Sourdough Bread (makes two loaves):

– 170g Sour dough Starter

– 750g Warm Water (Purified Bottled Water)

– 22g Salt (Morton Kosher Salt flakes)

– 1028g Flour (King Arthur Bread flour)

Sourdough starter (mix in at peak):

– 40g of discard

– 80g water (Purified Bottled Water)

– 80g Flour (King Arthur Bread flour)

Procedure:

– Mix all the ingredients above together to get a shaggy dough and cover with a damp towel for 1 hour.

– After the hour, start with your first set of stretch and folds every 30 minutes for 2 hours.

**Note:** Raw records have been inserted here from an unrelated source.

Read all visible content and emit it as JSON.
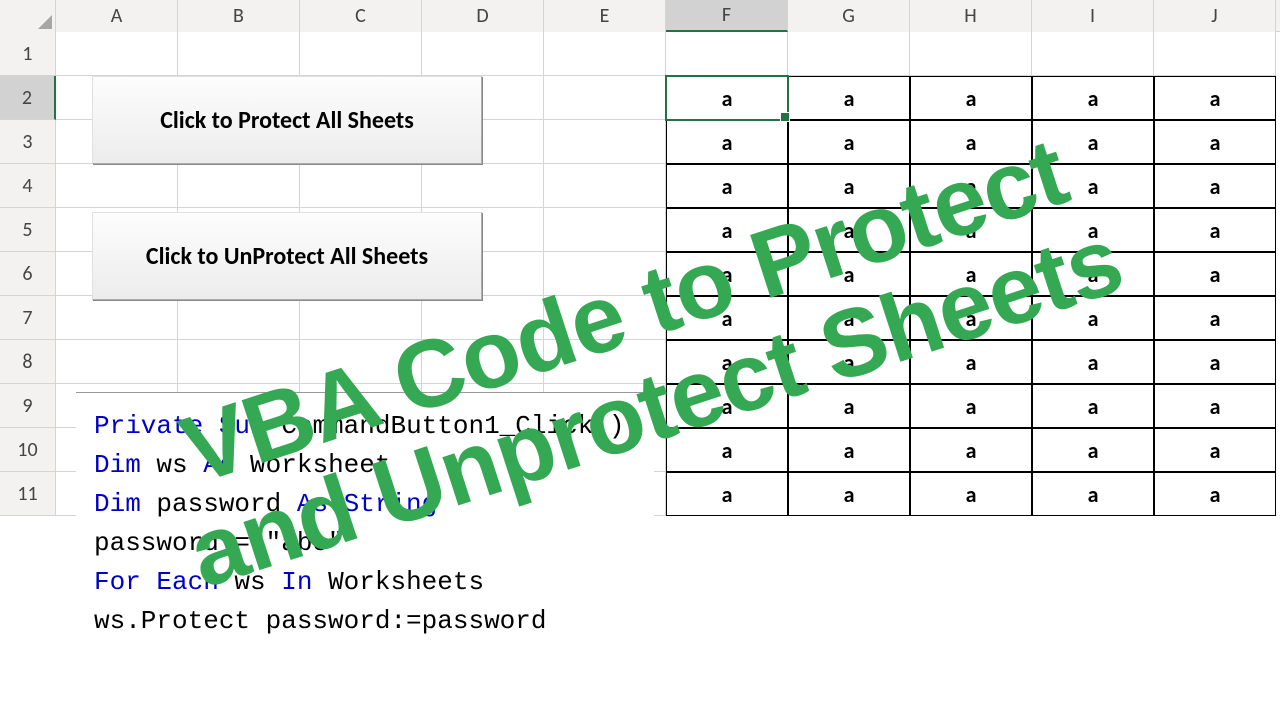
{
  "columns": [
    "A",
    "B",
    "C",
    "D",
    "E",
    "F",
    "G",
    "H",
    "I",
    "J"
  ],
  "selected_col": "F",
  "rows": [
    1,
    2,
    3,
    4,
    5,
    6,
    7,
    8,
    9,
    10,
    11
  ],
  "selected_row": 2,
  "data_range": {
    "col_start": 5,
    "col_end": 9,
    "row_start": 2,
    "row_end": 11,
    "value": "a"
  },
  "active_cell": {
    "row": 2,
    "col": 5
  },
  "button1_label": "Click to Protect All Sheets",
  "button2_label": "Click to UnProtect All Sheets",
  "code": {
    "l1a": "Private Sub",
    "l1b": " CommandButton1_Click()",
    "l2a": "Dim",
    "l2b": " ws ",
    "l2c": "As",
    "l2d": " Worksheet",
    "l3a": "Dim",
    "l3b": " password ",
    "l3c": "As String",
    "l4": "password = \"abc\"",
    "l5a": "For Each",
    "l5b": " ws ",
    "l5c": "In",
    "l5d": " Worksheets",
    "l6": "ws.Protect password:=password"
  },
  "overlay_line1": "VBA Code to Protect",
  "overlay_line2": "and Unprotect Sheets"
}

-After the last stretch and folds leave it in the mixing bowl on the counter covered for 4-5 hours. (This is the serious business bulk fermentation time)

– Divide the dough in half and shape them. Then flour a banneton and plop them in messy part up and I sticked one in a fridge over night (cold proofed one for experimenting) and one for about 30 minutes or until oven was ready.

– Preheat the oven with your dutch oven inside (lid on) to 450 degrees for 1 hour.

– Score your design, put it on parchment paper (oven safe) and then bake it in the Dutch oven for 25 minutes (with the lid on) after that bake for 25 more minutes (with the lid off) or until desired color!

– WAIT FOR IT TO COOL COMPLETELY BEFORE CUTTING INTO IT! (An hour or two)(Yes I wait that long)

by WebMaleficent4397

7 Comments

  1. TryOk5386

    Wow that’s a significant difference in crumb!! Thank you for sharing your strategy! Is there a discernible taste difference between the two?

  2. Historical_Low5860

    I LOVE a sourdough experiment! Both look great but I love a cold proof crumb apparently.
    Thank you for this! 💜

  3. IceDragonPlay

    Was one of the loaves cold proofed overnight? Or do you mean the 30 minutes in the fridge is the cold proof?

  4. ADystopianDream

    I’ve actually been skipping proofing at all lately and find I like it better! Just ferment, shape, straight to the oven.

  5. Samuhhh

    I would’ve loved to have seen these scored the same for a smidge better control scenario (only because the cold proof loaf made me audibly gasp) but I love this comparison. Thanks for doing all this work so we don’t have to 🥹

  6. trimbandit

    One thing to consider is that the cold retarded dough is going to be fermented longer than the one that is baked same day since it takes hours for the dough to cool to ambient fridge temp (roughly 10f per hour) during which it will continue to develop.

  7. Big_Researcher_3027

    Im confused. You didn’t specify if you baked both loaves after an hour in the fridge, or did you bake one after an hour in the fridge and cold retard the other overnight?